We’ve been reporting on the general market cooling, if not slowing, in San Diego County for almost a year now. First there were signs of prices flattening, while inventory continued to drop – a strange market dynamic. Then, we saw homes taking longer to sell and inventory creeping up, signs that a buyer’s market – or at least a balanced market – might be coming to San Diego after 6.5 solid years of a seller’s market. Now, with one full month of market activity closed out for 2019, we are starting to see a continued downward trend. Nothing startling or anything to worry about – but clearly an unmistakable slowing of buyer activity. NOTE: In our opinion, all markets are buyer’s markets. How can that be? Because nothing happens unless and until buyers decide to do something. Sellers can list a home, but if a buyer does not buy it, nothing happens. If multiple buyers are engaged and making offers on various properties, that means the market is hot. So remember, all market activity is tied to what buyers decide to do – they’re either buying or not buying, and right now, buyers are not buying so much.
Which makes our point this month. There is always a seasonal slowdown at the end of the year; holidays, cooler weather, fewer homes on the market, etc. But compared to last January (2018), January 2019’s numbers reveal that buyers are still waiting it out. The chart above displays the number of Expired Listings in San Diego County for single family homes during the last 13 months. You can see that there was a 75% increase in expireds when comparing January 2018 and January 2019. The number of sales (homes that were for sale and closed) was down 15%, and prices were up only 3%. Check out this month’s full report for San Diego’s Housing Market for January 2018-January 2019.

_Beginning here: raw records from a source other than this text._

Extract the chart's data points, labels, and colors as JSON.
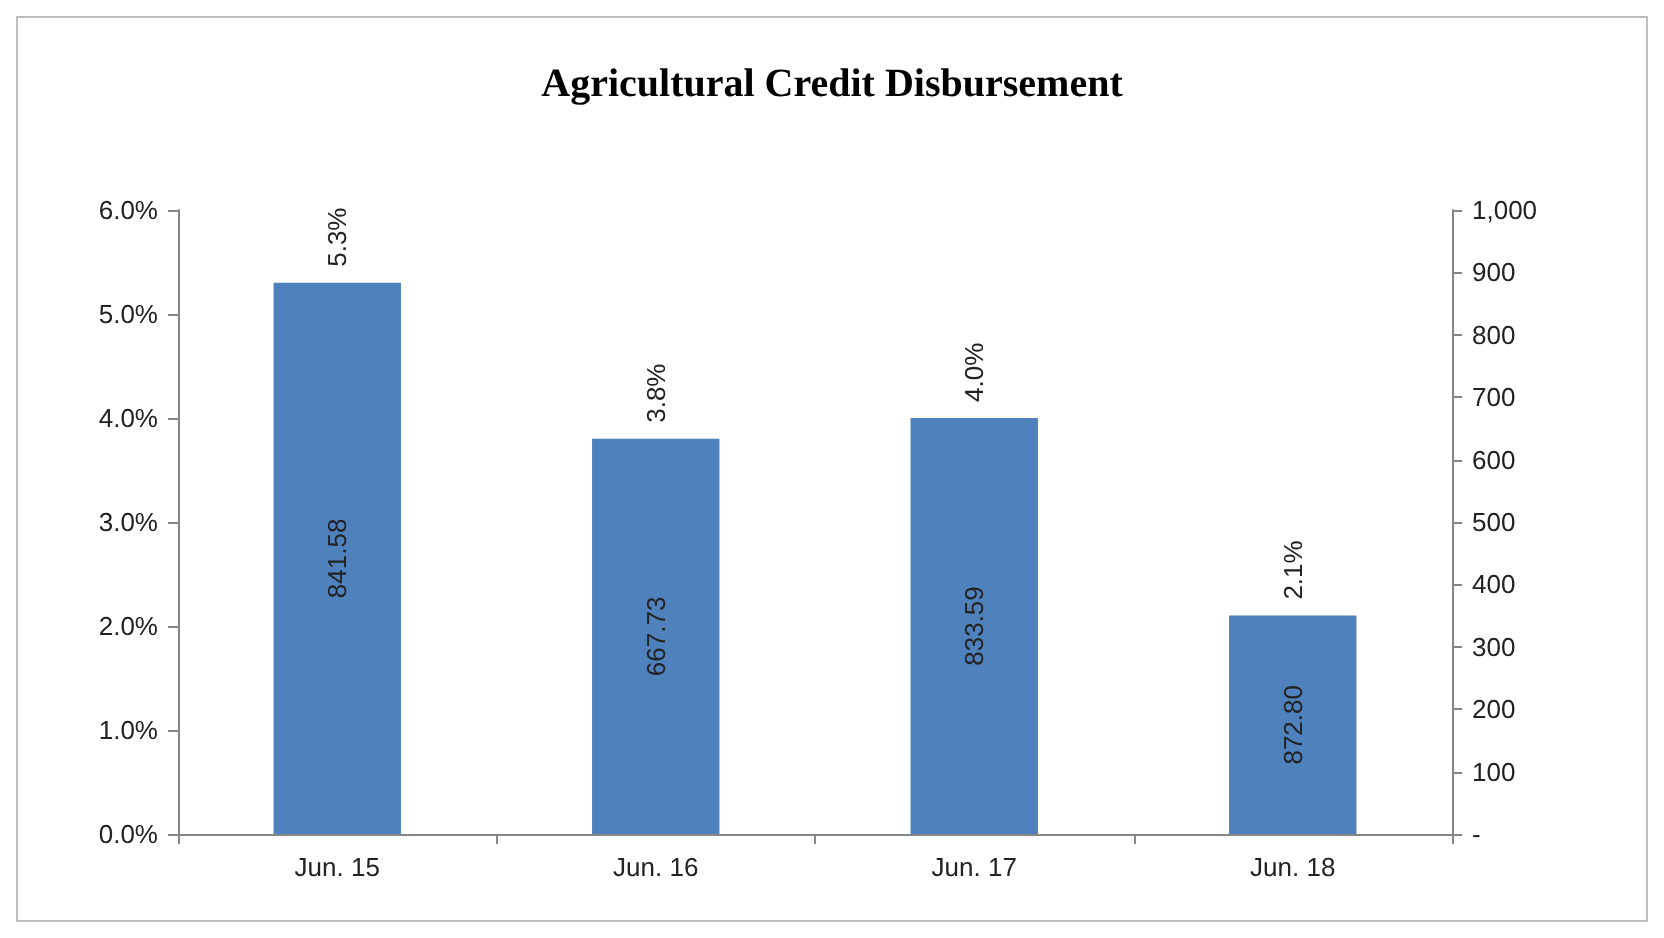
{
  "chart_data": {
    "type": "bar",
    "title": "Agricultural Credit Disbursement",
    "categories": [
      "Jun. 15",
      "Jun. 16",
      "Jun. 17",
      "Jun. 18"
    ],
    "values": [
      5.3,
      3.8,
      4.0,
      2.1
    ],
    "value_labels": [
      "5.3%",
      "3.8%",
      "4.0%",
      "2.1%"
    ],
    "color": "#4f81bd",
    "ylim": [
      0,
      6
    ],
    "yticks": [
      {
        "value": 0,
        "label": "0.0%"
      },
      {
        "value": 1,
        "label": "1.0%"
      },
      {
        "value": 2,
        "label": "2.0%"
      },
      {
        "value": 3,
        "label": "3.0%"
      },
      {
        "value": 4,
        "label": "4.0%"
      },
      {
        "value": 5,
        "label": "5.0%"
      },
      {
        "value": 6,
        "label": "6.0%"
      }
    ],
    "y2lim": [
      0,
      1000
    ],
    "y2ticks": [
      {
        "value": 0,
        "label": "-"
      },
      100,
      200,
      300,
      400,
      500,
      600,
      700,
      800,
      900,
      {
        "value": 1000,
        "label": "1,000"
      }
    ],
    "annotations": [
      "841.58",
      "667.73",
      "833.59",
      "872.80"
    ],
    "grid": false
  }
}
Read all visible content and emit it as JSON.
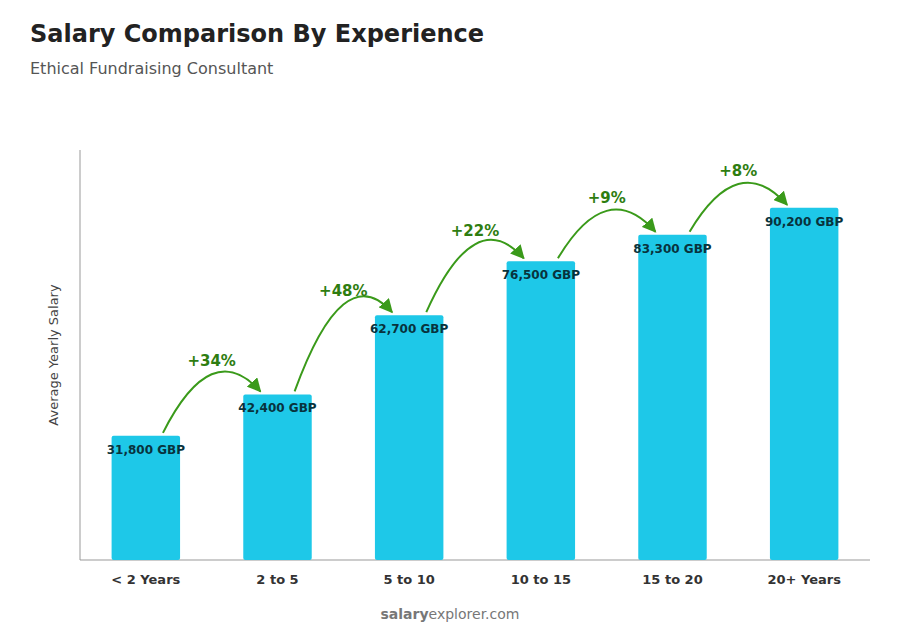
{
  "chart_data": {
    "type": "bar",
    "title": "Salary Comparison By Experience",
    "subtitle": "Ethical Fundraising Consultant",
    "ylabel": "Average Yearly Salary",
    "categories": [
      "< 2 Years",
      "2 to 5",
      "5 to 10",
      "10 to 15",
      "15 to 20",
      "20+ Years"
    ],
    "values": [
      31800,
      42400,
      62700,
      76500,
      83300,
      90200
    ],
    "value_labels": [
      "31,800 GBP",
      "42,400 GBP",
      "62,700 GBP",
      "76,500 GBP",
      "83,300 GBP",
      "90,200 GBP"
    ],
    "data_labels": true,
    "annotations": [
      "+34%",
      "+48%",
      "+22%",
      "+9%",
      "+8%"
    ],
    "watermark": [
      "salary",
      "explorer.com"
    ],
    "color": "#1EC8E8",
    "ylim": [
      0,
      105000
    ],
    "tick_labels": "x",
    "grid": false
  }
}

From everything we are seeing out in the field, our experiences with our home buyers and sellers, and from what we are reading, watching and hearing, we expect this general slowdown to continue in 2019. We don’t expect the metrics to go down dramatically, but the market is adjusting and balancing itself in San Diego because home prices got too far ahead of average salaries. When supply and demand are back in harmony, and incomes can support home prices without having to sacrifice too much of the household budget, the market will rebound from it’s doldrums and return to a warmer or hotter market.